A public charter school in Mesa, Ariz., violated the Constitution by using sectarian books as history textbooks for high school students, Americans United for Separation of Church and State says.
In a letter submitted to the Arizona State Board for Charter Schools on Tuesday, the group argued that The 5,000 Year Leap and The Making of America, both by W. Cleon Skousen, teach debunked “Christian nation” history in addition to sexist, racist and anti-Semitic messages.
The tomes are used in senior history/government classes at Heritage Academy, a tax-funded charter school in Mesa.
"These books push ‘Christian nation’ propaganda and other religious teachings on impressionable, young students,” said Alex J. Luchenitser, associate legal director of Americans United. “They have no place in a public school curriculum.”
AU’s letter cites specific examples from each book.
“Reading the text of The 5,000 Year Leap easily demonstrates that the book does not merely acknowledge the influence of religion in the nation’s founding, but actively promotes and endorses specific religious views and ideologies,” the letter reads. “For example, the fifth of twenty-eight principles taught by the book is that ‘All Things Were Created by God, Therefore upon Him All Mankind are Equally Dependent, and to Him They are Equally Responsible.’”

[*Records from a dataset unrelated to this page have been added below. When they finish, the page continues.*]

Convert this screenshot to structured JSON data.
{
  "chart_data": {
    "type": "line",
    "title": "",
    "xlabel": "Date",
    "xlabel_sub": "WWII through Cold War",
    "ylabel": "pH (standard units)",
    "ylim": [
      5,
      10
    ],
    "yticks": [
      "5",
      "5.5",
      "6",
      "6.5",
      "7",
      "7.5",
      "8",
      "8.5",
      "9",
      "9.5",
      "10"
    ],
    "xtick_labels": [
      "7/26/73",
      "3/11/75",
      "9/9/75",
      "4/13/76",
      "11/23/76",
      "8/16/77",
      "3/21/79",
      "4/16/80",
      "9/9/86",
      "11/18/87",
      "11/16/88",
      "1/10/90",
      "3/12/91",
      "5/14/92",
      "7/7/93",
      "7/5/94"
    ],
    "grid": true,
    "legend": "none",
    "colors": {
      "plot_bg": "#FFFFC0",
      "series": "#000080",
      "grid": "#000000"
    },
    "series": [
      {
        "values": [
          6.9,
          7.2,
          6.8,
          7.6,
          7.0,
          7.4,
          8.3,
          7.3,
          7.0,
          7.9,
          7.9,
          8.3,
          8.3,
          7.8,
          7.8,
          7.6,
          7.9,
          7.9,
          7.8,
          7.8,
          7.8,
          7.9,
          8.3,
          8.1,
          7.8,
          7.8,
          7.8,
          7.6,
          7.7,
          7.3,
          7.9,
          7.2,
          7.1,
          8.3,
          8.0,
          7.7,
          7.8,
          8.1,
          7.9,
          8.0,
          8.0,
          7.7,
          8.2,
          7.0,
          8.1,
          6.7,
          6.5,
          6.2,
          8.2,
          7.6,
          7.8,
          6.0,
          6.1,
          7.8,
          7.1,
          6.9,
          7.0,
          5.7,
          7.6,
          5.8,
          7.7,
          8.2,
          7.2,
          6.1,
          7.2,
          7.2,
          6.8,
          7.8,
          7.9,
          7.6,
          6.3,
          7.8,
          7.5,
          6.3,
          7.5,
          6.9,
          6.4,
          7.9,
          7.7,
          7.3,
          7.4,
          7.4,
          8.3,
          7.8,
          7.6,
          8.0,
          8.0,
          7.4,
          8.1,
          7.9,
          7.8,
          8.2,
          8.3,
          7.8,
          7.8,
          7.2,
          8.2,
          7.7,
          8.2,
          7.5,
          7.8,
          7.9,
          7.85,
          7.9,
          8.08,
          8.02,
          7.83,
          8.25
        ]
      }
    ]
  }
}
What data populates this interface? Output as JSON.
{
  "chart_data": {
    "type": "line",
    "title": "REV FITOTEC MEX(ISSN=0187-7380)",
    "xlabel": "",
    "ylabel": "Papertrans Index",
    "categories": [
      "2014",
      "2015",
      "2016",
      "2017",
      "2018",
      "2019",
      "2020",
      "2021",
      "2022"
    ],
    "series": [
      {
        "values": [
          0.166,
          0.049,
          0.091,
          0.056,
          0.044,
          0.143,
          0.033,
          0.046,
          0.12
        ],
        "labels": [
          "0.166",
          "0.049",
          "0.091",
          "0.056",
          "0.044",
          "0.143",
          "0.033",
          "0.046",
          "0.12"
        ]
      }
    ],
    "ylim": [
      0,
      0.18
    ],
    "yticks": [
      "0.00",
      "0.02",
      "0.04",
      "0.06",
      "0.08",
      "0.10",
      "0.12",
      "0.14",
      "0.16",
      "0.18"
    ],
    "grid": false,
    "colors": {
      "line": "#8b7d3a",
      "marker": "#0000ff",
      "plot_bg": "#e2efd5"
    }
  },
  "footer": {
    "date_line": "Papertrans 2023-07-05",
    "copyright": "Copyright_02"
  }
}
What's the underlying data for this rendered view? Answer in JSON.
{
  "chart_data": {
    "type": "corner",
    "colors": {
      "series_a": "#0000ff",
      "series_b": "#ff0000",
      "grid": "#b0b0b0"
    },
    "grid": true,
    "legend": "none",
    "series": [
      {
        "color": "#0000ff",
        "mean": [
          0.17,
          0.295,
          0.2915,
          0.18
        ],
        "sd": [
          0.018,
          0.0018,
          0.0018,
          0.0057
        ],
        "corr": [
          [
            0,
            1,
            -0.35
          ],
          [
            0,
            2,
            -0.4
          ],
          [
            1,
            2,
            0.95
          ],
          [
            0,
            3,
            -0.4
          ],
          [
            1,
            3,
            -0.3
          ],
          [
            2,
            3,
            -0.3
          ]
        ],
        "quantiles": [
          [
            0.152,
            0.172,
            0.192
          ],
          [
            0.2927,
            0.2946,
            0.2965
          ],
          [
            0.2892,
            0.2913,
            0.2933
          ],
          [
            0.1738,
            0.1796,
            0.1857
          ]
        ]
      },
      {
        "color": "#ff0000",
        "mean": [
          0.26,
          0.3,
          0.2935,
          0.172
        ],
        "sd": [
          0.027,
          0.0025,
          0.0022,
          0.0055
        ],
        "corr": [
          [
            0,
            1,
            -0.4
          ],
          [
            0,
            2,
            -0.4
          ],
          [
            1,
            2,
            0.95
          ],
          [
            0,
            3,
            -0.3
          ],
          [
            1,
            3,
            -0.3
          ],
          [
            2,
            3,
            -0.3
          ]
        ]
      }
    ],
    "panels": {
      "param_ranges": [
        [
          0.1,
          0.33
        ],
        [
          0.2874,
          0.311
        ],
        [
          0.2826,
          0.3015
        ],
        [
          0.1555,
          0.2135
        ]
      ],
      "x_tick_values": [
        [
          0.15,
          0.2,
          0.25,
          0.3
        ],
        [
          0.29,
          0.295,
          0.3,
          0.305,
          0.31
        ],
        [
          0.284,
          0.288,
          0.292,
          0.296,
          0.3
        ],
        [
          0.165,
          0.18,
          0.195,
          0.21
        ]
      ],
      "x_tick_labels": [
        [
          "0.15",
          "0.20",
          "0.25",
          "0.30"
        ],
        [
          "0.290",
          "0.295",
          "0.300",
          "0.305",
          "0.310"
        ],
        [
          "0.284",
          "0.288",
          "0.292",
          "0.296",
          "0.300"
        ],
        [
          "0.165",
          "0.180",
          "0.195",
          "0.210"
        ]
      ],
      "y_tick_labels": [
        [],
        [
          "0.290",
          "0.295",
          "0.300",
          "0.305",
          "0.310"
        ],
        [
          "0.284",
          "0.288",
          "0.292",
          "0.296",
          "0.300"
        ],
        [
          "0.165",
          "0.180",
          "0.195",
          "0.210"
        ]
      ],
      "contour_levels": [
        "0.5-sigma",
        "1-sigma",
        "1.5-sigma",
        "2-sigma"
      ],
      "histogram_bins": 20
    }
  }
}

In a section promoting “God’s law,” the book asserts, “For the purpose of order, the man was given the decision-making responsibilities for the family; and therefore when he voted in political elections, he not only cast a ballot for himself, but also for his wife and children.”
The second book fared little better. “As in The 5,000 Year Leap, Skousen includes an analysis of the Founders’ ‘fascinat[ion]’ with Ancient Israel and tells the story of Exodus as if it is fact, citing heavily to the Bible,” the letter said of The Making of America. “He also repeats his claim that ‘the soundest system of government will be the one that is built on the principles of natural law and Nature’s God.’”
The letter asks that Heritage Academy immediately remove the books from its curriculum, and that its charter be revoked if it does not comply. It requests a response within 30 days.
Americans United initially wrote the State Board and Heritage Academy about the textbooks late last year. In response, the school argued that the books merely taught students about religious influences on the nation’s founding. Today’s letter debunks that defense in great detail.
Americans United Legal Fellow Yael Bortnick and Luchenitser prepared the letter, with input from AU Legal Director Ayesha N. Khan.
Americans United is a religious liberty watchdog group based in Washington, D.C. Founded in 1947, the organization educates Americans about the importance of church-state separation in safeguarding religious freedom.